Another said, "Use Jeremiah 6:16, 'Ask for the old paths;'" for as a matter of fact we cannot improve upon the ways in which our fathers walked, so far as the revelation of God is concerned or the doing of his will.
Still another suggested that I should use Isaiah 62:10, "Gather out the stones, lift up a standard for the people," in which the description is of a great prince coming and all hindrances should be removed that the journey might be robbed of its difficulties and dangers.
You will notice if you have watched the suggestions of these Christian workers that the texts are practically all the same, and then when I tell you that the line of thought they have indicated was the very line which God suggested to me weeks and months before the conference you will be impressed as I have been that this subject is not of my own choosing, and therefore must be a message from God. Neither is the text one of my own choosing, for God pressed it in upon me again and again and from it I was afraid to turn away.
I like the text because it is in the book of Proverbs. This book is not simply a collection of wise sayings and affectionate exhortations, for you will remember that the Proverbs were put down after the event and not before its occurrence. This being true, Proverbs presents an established fact: here we find what the wise men in all the ages have learned to be truth. If they speak of sin and its penalty they do it in the light of their own experience; if they say the fear of the Lord is the beginning of knowledge they mean that they have tried other sources of wisdom and all have failed but this. All this makes the text exceedingly valuable, for the wise men of other days must have tried to walk without the vision and not only failed themselves but have set the people astray.

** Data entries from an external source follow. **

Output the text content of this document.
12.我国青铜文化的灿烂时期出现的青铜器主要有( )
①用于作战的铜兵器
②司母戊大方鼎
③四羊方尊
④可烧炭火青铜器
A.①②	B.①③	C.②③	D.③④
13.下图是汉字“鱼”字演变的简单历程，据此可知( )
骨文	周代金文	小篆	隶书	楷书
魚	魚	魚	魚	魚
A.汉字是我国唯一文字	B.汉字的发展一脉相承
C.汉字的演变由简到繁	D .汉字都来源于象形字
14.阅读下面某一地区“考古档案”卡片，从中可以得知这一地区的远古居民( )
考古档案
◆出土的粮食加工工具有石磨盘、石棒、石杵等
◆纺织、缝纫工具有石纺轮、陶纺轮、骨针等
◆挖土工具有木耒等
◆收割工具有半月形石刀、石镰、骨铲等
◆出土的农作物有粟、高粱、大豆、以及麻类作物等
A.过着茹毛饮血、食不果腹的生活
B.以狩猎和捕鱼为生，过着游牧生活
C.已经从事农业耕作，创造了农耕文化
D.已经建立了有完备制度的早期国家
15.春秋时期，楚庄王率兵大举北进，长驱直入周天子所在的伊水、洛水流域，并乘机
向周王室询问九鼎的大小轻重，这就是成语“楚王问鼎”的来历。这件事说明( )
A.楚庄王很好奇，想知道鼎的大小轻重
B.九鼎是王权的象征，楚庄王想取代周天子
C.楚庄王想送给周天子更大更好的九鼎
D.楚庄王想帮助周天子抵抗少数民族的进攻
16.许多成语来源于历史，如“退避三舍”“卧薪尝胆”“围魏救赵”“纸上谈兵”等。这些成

By a vision we do not mean simply an imagination or dream which might come to some person who had little practical understanding of the ways of life, but we mean an appreciation of God's thought and approximate understanding of his plan and a desire to know his will.
The word "perish," does not mean destruction, but rather the idea is to "run wild"; so the literal rendering of the text is, "Where there is no revelation the people run wild"--that is to say, if God is put out of thought every man is a law unto himself and therefore is dangerous to the community in which he lives. He is like a ship sailing for a harbor without chart or compass and with utter indifference to the pole star. Whatever your impressions, convictions or purposes, they should always be squared by reverent, careful and profound study of God's will and word.